— Ну, Дорни, скажи, что же мне теперь делать? — прошептала она, опускаясь на колени и обнимая лабрадора за шею. — Что будет, если он вдруг узнает меня? Если поймет, что...
Нет, он ни за что не узнает меня, возразила себе Гвендолин. Если этого не случилось в момент их встречи — значит, на сей счет можно не волноваться. В конце концов он мог просто забыть о ее существовании.
Но что делать, если он все еще помнит?.. Неужели снова бросить работу и уехать из городка, убежать, скрыться, поступить так же, как в тот раз? Но как все, кого преследуют, Гвендолин давным-давно поняла, что пытаться спастись бегством — значит привлекать к себе внимание. Выходит, единственный выход для нее — это затаиться, постараться стать незаметной.
Действительно, если сейчас она подаст заявление об уходе, друзья, родственники — да все кому не лень — начнут гадать и строить предположения на ее счет. Родители забеспокоятся и непременно захотят узнать, что происходит.
Конечно, она могла бы выдать им замечательное объяснение под названием «несходство характеров», заявить, что не может ужиться с новым шефом. Однако нигде поблизости не найти ей интересной работы по специальности, а начинать по второму разу карьеру не хотелось. Совсем не хотелось.
Все-таки сейчас она находится в относительной безопасности. Просто нужно стараться держать себя в руках, сохранять ясную голову, и, если она не выдаст себя, совершив какую-нибудь глупость, все будет в полном порядке.

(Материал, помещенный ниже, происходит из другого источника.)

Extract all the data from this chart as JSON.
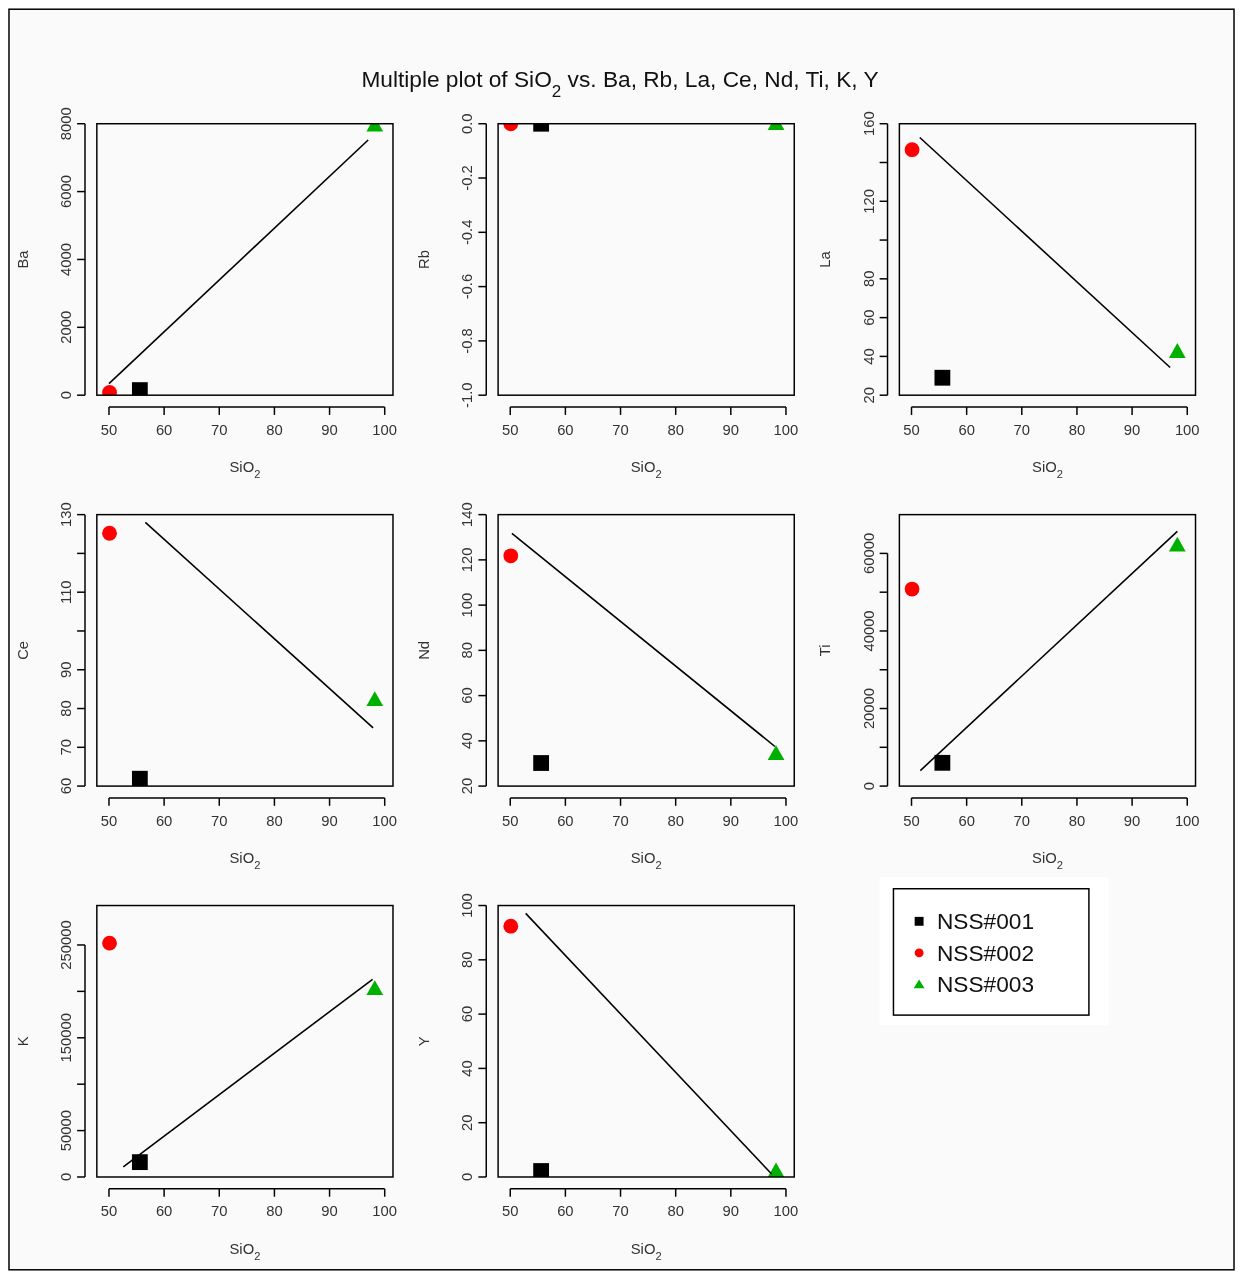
{
  "chart_data": [
    {
      "type": "scatter",
      "xlabel": "SiO$_{2}$",
      "ylabel": "Ba",
      "xlim": [
        47.8,
        101.5
      ],
      "xticks": [
        50,
        60,
        70,
        80,
        90,
        100
      ],
      "ylim": [
        0,
        8000
      ],
      "yticks": [
        0,
        2000,
        4000,
        6000,
        8000
      ],
      "series": [
        {
          "color": "#000000",
          "marker": "square",
          "x": [
            55.6
          ],
          "values": [
            150
          ]
        },
        {
          "color": "#ff0000",
          "marker": "circle",
          "x": [
            50.1
          ],
          "values": [
            80
          ]
        },
        {
          "color": "#00b000",
          "marker": "triangle",
          "x": [
            98.2
          ],
          "values": [
            7960
          ]
        },
        {
          "type": "line",
          "color": "#000000",
          "marker": "none",
          "x": [
            50,
            97
          ],
          "values": [
            340,
            7520
          ]
        }
      ]
    },
    {
      "type": "scatter",
      "title": "Multiple plot of SiO$_{2}$ vs. Ba, Rb, La, Ce, Nd, Ti, K, Y",
      "xlabel": "SiO$_{2}$",
      "ylabel": "Rb",
      "xlim": [
        47.8,
        101.5
      ],
      "xticks": [
        50,
        60,
        70,
        80,
        90,
        100
      ],
      "ylim": [
        -1,
        0
      ],
      "yticks": [
        {
          "value": -1,
          "label": "-1.0"
        },
        {
          "value": -0.8,
          "label": "-0.8"
        },
        {
          "value": -0.6,
          "label": "-0.6"
        },
        {
          "value": -0.4,
          "label": "-0.4"
        },
        {
          "value": -0.2,
          "label": "-0.2"
        },
        {
          "value": 0,
          "label": "0.0"
        }
      ],
      "series": [
        {
          "color": "#000000",
          "marker": "square",
          "x": [
            55.6
          ],
          "values": [
            0
          ]
        },
        {
          "color": "#ff0000",
          "marker": "circle",
          "x": [
            50.1
          ],
          "values": [
            0
          ]
        },
        {
          "color": "#00b000",
          "marker": "triangle",
          "x": [
            98.2
          ],
          "values": [
            0
          ]
        }
      ]
    },
    {
      "type": "scatter",
      "xlabel": "SiO$_{2}$",
      "ylabel": "La",
      "xlim": [
        47.8,
        101.5
      ],
      "xticks": [
        50,
        60,
        70,
        80,
        90,
        100
      ],
      "ylim": [
        20,
        160
      ],
      "yticks": [
        20,
        40,
        60,
        80,
        {
          "value": 100,
          "label": null
        },
        120,
        {
          "value": 140,
          "label": null
        },
        160
      ],
      "series": [
        {
          "color": "#000000",
          "marker": "square",
          "x": [
            55.6
          ],
          "values": [
            29
          ]
        },
        {
          "color": "#ff0000",
          "marker": "circle",
          "x": [
            50.1
          ],
          "values": [
            146.6
          ]
        },
        {
          "color": "#00b000",
          "marker": "triangle",
          "x": [
            98.2
          ],
          "values": [
            42.5
          ]
        },
        {
          "type": "line",
          "color": "#000000",
          "marker": "none",
          "x": [
            51.5,
            96.9
          ],
          "values": [
            152.9,
            34.3
          ]
        }
      ]
    },
    {
      "type": "scatter",
      "xlabel": "SiO$_{2}$",
      "ylabel": "Ce",
      "xlim": [
        47.8,
        101.5
      ],
      "xticks": [
        50,
        60,
        70,
        80,
        90,
        100
      ],
      "ylim": [
        60,
        130
      ],
      "yticks": [
        60,
        70,
        80,
        90,
        {
          "value": 100,
          "label": null
        },
        110,
        {
          "value": 120,
          "label": null
        },
        130
      ],
      "series": [
        {
          "color": "#000000",
          "marker": "square",
          "x": [
            55.6
          ],
          "values": [
            61.9
          ]
        },
        {
          "color": "#ff0000",
          "marker": "circle",
          "x": [
            50.1
          ],
          "values": [
            125.2
          ]
        },
        {
          "color": "#00b000",
          "marker": "triangle",
          "x": [
            98.2
          ],
          "values": [
            82.3
          ]
        },
        {
          "type": "line",
          "color": "#000000",
          "marker": "none",
          "x": [
            56.6,
            97.9
          ],
          "values": [
            128,
            75
          ]
        }
      ]
    },
    {
      "type": "scatter",
      "xlabel": "SiO$_{2}$",
      "ylabel": "Nd",
      "xlim": [
        47.8,
        101.5
      ],
      "xticks": [
        50,
        60,
        70,
        80,
        90,
        100
      ],
      "ylim": [
        20,
        140
      ],
      "yticks": [
        20,
        40,
        60,
        80,
        100,
        120,
        140
      ],
      "series": [
        {
          "color": "#000000",
          "marker": "square",
          "x": [
            55.6
          ],
          "values": [
            30.2
          ]
        },
        {
          "color": "#ff0000",
          "marker": "circle",
          "x": [
            50.1
          ],
          "values": [
            121.8
          ]
        },
        {
          "color": "#00b000",
          "marker": "triangle",
          "x": [
            98.2
          ],
          "values": [
            34.3
          ]
        },
        {
          "type": "line",
          "color": "#000000",
          "marker": "none",
          "x": [
            50.3,
            98
          ],
          "values": [
            131.7,
            37.5
          ]
        }
      ]
    },
    {
      "type": "scatter",
      "xlabel": "SiO$_{2}$",
      "ylabel": "Ti",
      "legend": "bottom",
      "xlim": [
        47.8,
        101.5
      ],
      "xticks": [
        50,
        60,
        70,
        80,
        90,
        100
      ],
      "ylim": [
        0,
        70000
      ],
      "yticks": [
        0,
        {
          "value": 10000,
          "label": null
        },
        20000,
        {
          "value": 30000,
          "label": null
        },
        40000,
        {
          "value": 50000,
          "label": null
        },
        60000
      ],
      "series": [
        {
          "name": "NSS#001",
          "color": "#000000",
          "marker": "square",
          "x": [
            55.6
          ],
          "values": [
            6000
          ]
        },
        {
          "name": "NSS#002",
          "color": "#ff0000",
          "marker": "circle",
          "x": [
            50.1
          ],
          "values": [
            50800
          ]
        },
        {
          "name": "NSS#003",
          "color": "#00b000",
          "marker": "triangle",
          "x": [
            98.2
          ],
          "values": [
            62100
          ]
        },
        {
          "type": "line",
          "color": "#000000",
          "marker": "none",
          "x": [
            51.6,
            98.2
          ],
          "values": [
            4000,
            65700
          ]
        }
      ]
    },
    {
      "type": "scatter",
      "xlabel": "SiO$_{2}$",
      "ylabel": "K",
      "xlim": [
        47.8,
        101.5
      ],
      "xticks": [
        50,
        60,
        70,
        80,
        90,
        100
      ],
      "ylim": [
        0,
        292500
      ],
      "yticks": [
        0,
        50000,
        {
          "value": 100000,
          "label": null
        },
        150000,
        {
          "value": 200000,
          "label": null
        },
        250000
      ],
      "series": [
        {
          "color": "#000000",
          "marker": "square",
          "x": [
            55.6
          ],
          "values": [
            16000
          ]
        },
        {
          "color": "#ff0000",
          "marker": "circle",
          "x": [
            50.1
          ],
          "values": [
            252000
          ]
        },
        {
          "color": "#00b000",
          "marker": "triangle",
          "x": [
            98.2
          ],
          "values": [
            203000
          ]
        },
        {
          "type": "line",
          "color": "#000000",
          "marker": "none",
          "x": [
            52.6,
            97.8
          ],
          "values": [
            11000,
            213000
          ]
        }
      ]
    },
    {
      "type": "scatter",
      "xlabel": "SiO$_{2}$",
      "ylabel": "Y",
      "xlim": [
        47.8,
        101.5
      ],
      "xticks": [
        50,
        60,
        70,
        80,
        90,
        100
      ],
      "ylim": [
        0,
        100
      ],
      "yticks": [
        0,
        20,
        40,
        60,
        80,
        100
      ],
      "series": [
        {
          "color": "#000000",
          "marker": "square",
          "x": [
            55.6
          ],
          "values": [
            2.2
          ]
        },
        {
          "color": "#ff0000",
          "marker": "circle",
          "x": [
            50.1
          ],
          "values": [
            92.4
          ]
        },
        {
          "color": "#00b000",
          "marker": "triangle",
          "x": [
            98.2
          ],
          "values": [
            2.2
          ]
        },
        {
          "type": "line",
          "color": "#000000",
          "marker": "none",
          "x": [
            52.8,
            97.4
          ],
          "values": [
            97.1,
            1.1
          ]
        }
      ]
    }
  ]
}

Сегодня, например, во время представления сотрудников новому владельцу компании Хартли пару раз внимательно посмотрел на нее, когда Чарлз Конрад похвалил ее за усердную работу и профессионализм. Однако это был жесткий, оценивающий взгляд хозяина на подчиненную. Мужчина смотрит на женщину совсем не так. С другой стороны, ей ведь и не хочется, чтобы он смотрел на нее по-другому! В конце концов, теперешняя Гвендолин очень отличается от той Уинетт, с которой мимоходом познакомился Даниел Хартли...
Дорни принялся поскуливать и нетерпеливо переступать на своих массивных мягких лапах. Это был намек на то, что они достаточно долго простояли, дожидаясь неизвестно чего. Давно уже пора опомниться и возвращаться домой.

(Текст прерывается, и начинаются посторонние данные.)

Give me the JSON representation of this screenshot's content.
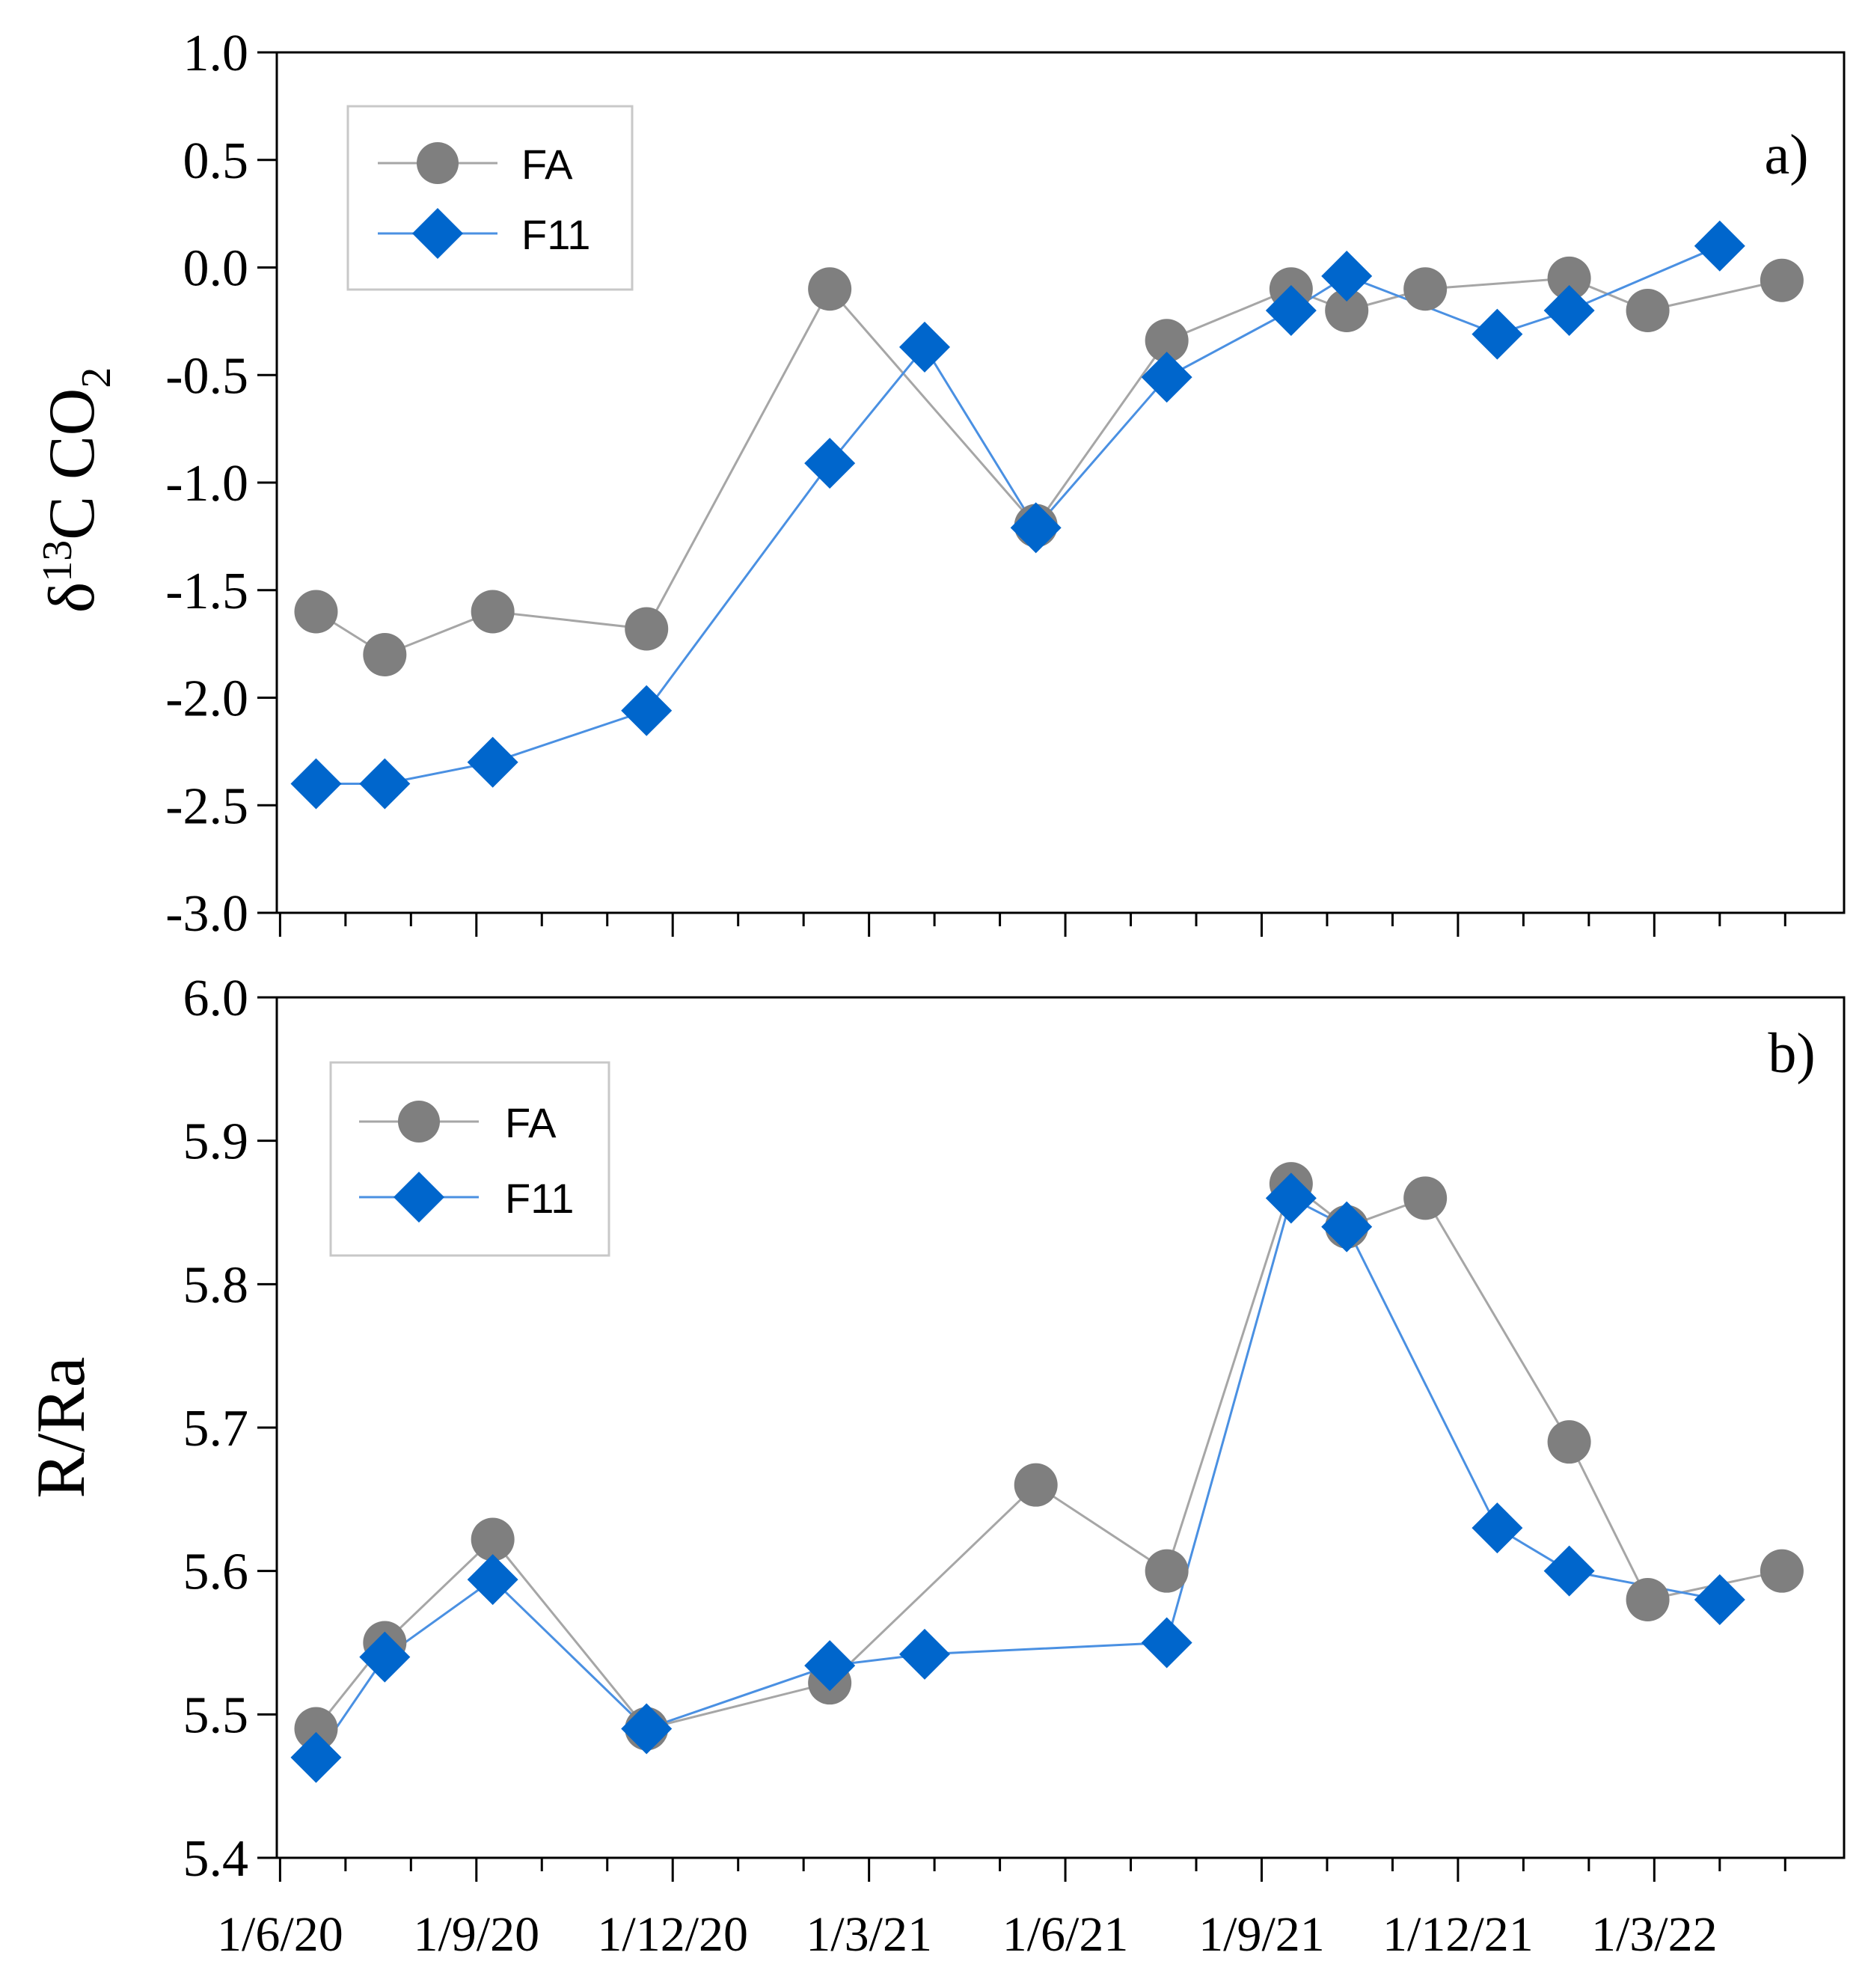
{
  "x_axis": {
    "tick_labels": [
      "1/6/20",
      "1/9/20",
      "1/12/20",
      "1/3/21",
      "1/6/21",
      "1/9/21",
      "1/12/21",
      "1/3/22"
    ],
    "major_ticks_months": [
      0,
      3,
      6,
      9,
      12,
      15,
      18,
      21
    ],
    "minor_ticks_months": [
      1,
      2,
      4,
      5,
      7,
      8,
      10,
      11,
      13,
      14,
      16,
      17,
      19,
      20,
      22,
      23
    ],
    "range_months": [
      -0.05,
      23.9
    ],
    "month_origin": "2020-06-01"
  },
  "colors": {
    "FA": "#7f7f7f",
    "F11": "#0066cc",
    "FA_line": "#a6a6a6",
    "F11_line": "#4a90e2"
  },
  "chart_data": [
    {
      "type": "line",
      "panel_label": "a)",
      "ylabel": "δ13C CO2",
      "ylabel_parts": {
        "delta": "δ",
        "sup": "13",
        "mid": "C CO",
        "sub": "2"
      },
      "ylim": [
        -3.0,
        1.0
      ],
      "yticks": [
        -3.0,
        -2.5,
        -2.0,
        -1.5,
        -1.0,
        -0.5,
        0.0,
        0.5,
        1.0
      ],
      "ytick_labels": [
        "-3.0",
        "-2.5",
        "-2.0",
        "-1.5",
        "-1.0",
        "-0.5",
        "0.0",
        "0.5",
        "1.0"
      ],
      "legend": {
        "position": "top-left",
        "entries": [
          "FA",
          "F11"
        ]
      },
      "series": [
        {
          "name": "FA",
          "marker": "circle",
          "x": [
            0.55,
            1.6,
            3.25,
            5.6,
            8.4,
            11.55,
            13.55,
            15.45,
            16.3,
            17.5,
            19.7,
            20.9,
            22.95
          ],
          "y": [
            -1.6,
            -1.8,
            -1.6,
            -1.68,
            -0.1,
            -1.2,
            -0.34,
            -0.1,
            -0.2,
            -0.1,
            -0.05,
            -0.2,
            -0.06
          ]
        },
        {
          "name": "F11",
          "marker": "diamond",
          "x": [
            0.55,
            1.6,
            3.25,
            5.6,
            8.4,
            9.85,
            11.55,
            13.55,
            15.45,
            16.3,
            18.6,
            19.7,
            22.0
          ],
          "y": [
            -2.4,
            -2.4,
            -2.3,
            -2.06,
            -0.91,
            -0.37,
            -1.21,
            -0.51,
            -0.2,
            -0.04,
            -0.31,
            -0.2,
            0.1
          ]
        }
      ]
    },
    {
      "type": "line",
      "panel_label": "b)",
      "ylabel": "R/Ra",
      "ylim": [
        5.4,
        6.0
      ],
      "yticks": [
        5.4,
        5.5,
        5.6,
        5.7,
        5.8,
        5.9,
        6.0
      ],
      "ytick_labels": [
        "5.4",
        "5.5",
        "5.6",
        "5.7",
        "5.8",
        "5.9",
        "6.0"
      ],
      "legend": {
        "position": "top-left",
        "entries": [
          "FA",
          "F11"
        ]
      },
      "series": [
        {
          "name": "FA",
          "marker": "circle",
          "x": [
            0.55,
            1.6,
            3.25,
            5.6,
            8.4,
            11.55,
            13.55,
            15.45,
            16.3,
            17.5,
            19.7,
            20.9,
            22.95
          ],
          "y": [
            5.49,
            5.55,
            5.622,
            5.49,
            5.522,
            5.66,
            5.6,
            5.87,
            5.84,
            5.86,
            5.69,
            5.58,
            5.6
          ]
        },
        {
          "name": "F11",
          "marker": "diamond",
          "x": [
            0.55,
            1.6,
            3.25,
            5.6,
            8.4,
            9.85,
            13.55,
            15.45,
            16.3,
            18.6,
            19.7,
            22.0
          ],
          "y": [
            5.47,
            5.54,
            5.594,
            5.49,
            5.534,
            5.542,
            5.55,
            5.86,
            5.84,
            5.63,
            5.6,
            5.58
          ]
        }
      ]
    }
  ]
}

— Ну как, хорошо прогулялась? — бодро спросила мама, открывая им дверь. — Отец только что пришел, так что сейчас будем ужинать. Да, кстати, звонила Вероника. Просила напомнить, что ты приглашена к ней на обед на следующей неделе.
Вероника была одной из самых близких подруг Гвендолин. Майкл, ее муж, только-только открыл собственную адвокатскую контору. У них было двое маленьких детей, и Вероника помимо того, что заботилась о них и вела хозяйство, помогала мужу разбирать бумаги и вести картотеку дел.
Это был удачный брак, и оба говорили, что очень счастливы. Гвендолин всегда с удовольствием ходила к ним в гости, хотя иногда, видя, как они любят друг друга, испытывала легкую зависть...
За ужином отец поинтересовался, что она думает о новом владельце студии.
Сердце Гвендолин бешено забилось. Она уставилась в тарелку, боясь, что если посмотрит на отца, то обуревающие чувства выдадут ее с головой.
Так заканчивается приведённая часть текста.